Конечно, радикально изменить положение может только успех основанных на либеральных ценностях реформ, но ведь он, этот успех, невозможен, если люди в плену у прошлого, а принудительная уравнительность и полицейский порядок заменяют желание демократии и свободы. Следовательно, социальная «рецептура» по необходимости должна включать в себя память об искалечившем судьбы и души нескольких поколений соотечественников большевистском тоталитаризме - страна не может позволить себе забыть об историческом тупике, в котором оказалась на долгих семь десятилетий.
Книга А.Мирека необычна: в ней свидетельства очевидца - пионера 20-х, комсомольца 30-х, коммуниста 50-х - сочетаются с социально-исторической диагностикой. Но автор - не профессиональный философ или правовед, он - музыкант, натура артистичная. Отпечатком своеобразия творческой индивидуальности автора отмечена вся книга. Как и в своих предыдущих литературных трудах («Записки заключенного» - М., 1989; «Тюремный реквием» - М., 1997), А.Мирек поражает уникальной, поистине феноменально цепкой памятью. Воспроизводимые им детали ярче высвечивают маразматичность, «зазеркальность» общественного бытия советских людей, чем специальные научные трактаты - чего стоят, например, концерты, посвященные годовщине смерти В.И.Ленина, с песнями, плясками, выступлениями юмористов и сатириков в сочетании с официальным ответом на робкое замечание, что смерть - не повод для веселья: «Народ надо приучать к имени великого вождя. Все идет правильно, по инструкции»; или празднование Антирождества, или запрет балета Чайковского «Щелкунчик» как «до безобразия антисоветского»...

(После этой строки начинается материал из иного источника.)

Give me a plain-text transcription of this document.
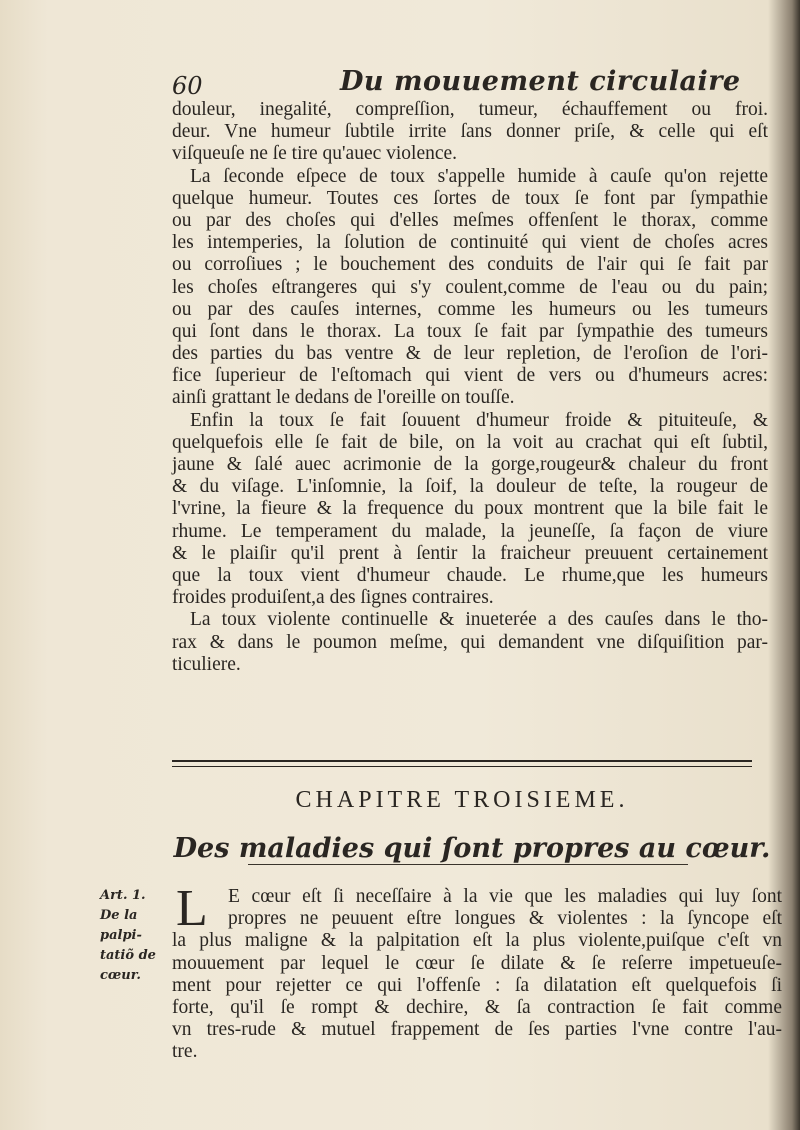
60	Du mouuement circulaire
douleur, inegalité, compreſſion, tumeur, échauffement ou froi.
deur. Vne humeur ſubtile irrite ſans donner priſe, & celle qui eſt
viſqueuſe ne ſe tire qu'auec violence.
La ſeconde eſpece de toux s'appelle humide à cauſe qu'on rejette
quelque humeur. Toutes ces ſortes de toux ſe font par ſympathie
ou par des choſes qui d'elles meſmes offenſent le thorax, comme
les intemperies, la ſolution de continuité qui vient de choſes acres
ou corroſiues ; le bouchement des conduits de l'air qui ſe fait par
les choſes eſtrangeres qui s'y coulent,comme de l'eau ou du pain;
ou par des cauſes internes, comme les humeurs ou les tumeurs
qui ſont dans le thorax. La toux ſe fait par ſympathie des tumeurs
des parties du bas ventre & de leur repletion, de l'eroſion de l'ori-
fice ſuperieur de l'eſtomach qui vient de vers ou d'humeurs acres:
ainſi grattant le dedans de l'oreille on touſſe.
Enfin la toux ſe fait ſouuent d'humeur froide & pituiteuſe, &
quelquefois elle ſe fait de bile, on la voit au crachat qui eſt ſubtil,
jaune & ſalé auec acrimonie de la gorge,rougeur& chaleur du front
& du viſage. L'inſomnie, la ſoif, la douleur de teſte, la rougeur de
l'vrine, la fieure & la frequence du poux montrent que la bile fait le
rhume. Le temperament du malade, la jeuneſſe, ſa façon de viure
& le plaiſir qu'il prent à ſentir la fraicheur preuuent certainement
que la toux vient d'humeur chaude. Le rhume,que les humeurs
froides produiſent,a des ſignes contraires.
La toux violente continuelle & inueterée a des cauſes dans le tho-
rax & dans le poumon meſme, qui demandent vne diſquiſition par-
ticuliere.
CHAPITRE TROISIEME.
Des maladies qui ſont propres au cœur.
Art. 1.
De la palpi-
tatiõ de cœur.
L	E cœur eſt ſi neceſſaire à la vie que les maladies qui luy ſont
propres ne peuuent eſtre longues & violentes : la ſyncope eſt
la plus maligne & la palpitation eſt la plus violente,puiſque c'eſt vn
mouuement par lequel le cœur ſe dilate & ſe reſerre impetueuſe-
ment pour rejetter ce qui l'offenſe : ſa dilatation eſt quelquefois ſi
forte, qu'il ſe rompt & dechire, & ſa contraction ſe fait comme
vn tres-rude & mutuel frappement de ſes parties l'vne contre l'au-
tre.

Захват большевиками власти в октябре 1917г, ее удержание в годы гражданской войны и военного коммунизма, последующее правление при нэпе, сплошной коллективизации и не менее сплошной индустриализации А. Мирек живописует, обращаясь к фигурам революционеров первого ленинского призыва. Поразительно, но автор, в совершенстве владеющий всем богатством русского языка, описывает эту галерею исторических типажей с помощью уголовно-правовых терминов, а то и лагерного жаргона: убийцы, бандиты, грабители, политические террористы, изуверы, подельники, кореши, паханы. Похоже, автора самого смущают характеристики, какие выводит его летящее перо, и он вдогонку пытается наделить Ленина и его сподвижников положительными качествами, прибегает к сравнениям, - получается, что каждый впоследствии уничтоженный своими бывшими подельниками (пардон собратьями) оказывается чем-то лучше своих сменщиков: Ежов принципиальней Берии, Тухачевский профессиональней Ворошилова, Менжинский образованнее Ягоды, Троцкий идейней Сталина. Но, как это нередко бывает, в интуиции художника оказывается больше правды, чем в анализе историка. Анна Ахматова обычно парировала на рассуждения о том, что Сталин, несмотря на кровавые репрессии, был великий государственный деятель, фразой: «Это все равно, что сказать: да, этот человек был людоедом, но нельзя не признать, что он прекрасно играл на скрипке». Любые личностные отличия в стане большевиков не изменят общего качества. Политики, развязавшие гражданскую войну, растоптавшие права и свободы, устроившие террор против собственного народа, независимо от того, чем мотивировались их действия - идейностью или своекорыстием - палачи и изуверы. Коммунистическая власть держалась на двух опорах - насилии и лжи. Беспримерном, гигантских масштабов насилии и безмерной, чудовищной лжи. Мир вздрогнул от этого страшного социального открытия - эффективности завоевания и удержания власти в огромной стране путем перманентных террора и обмана. Вопреки известному афоризму, оказалось, что на штыках сидеть можно с помощью сотканной из лжи прокладки. Чуть позже этот опыт подхватит Гитлер и его команда.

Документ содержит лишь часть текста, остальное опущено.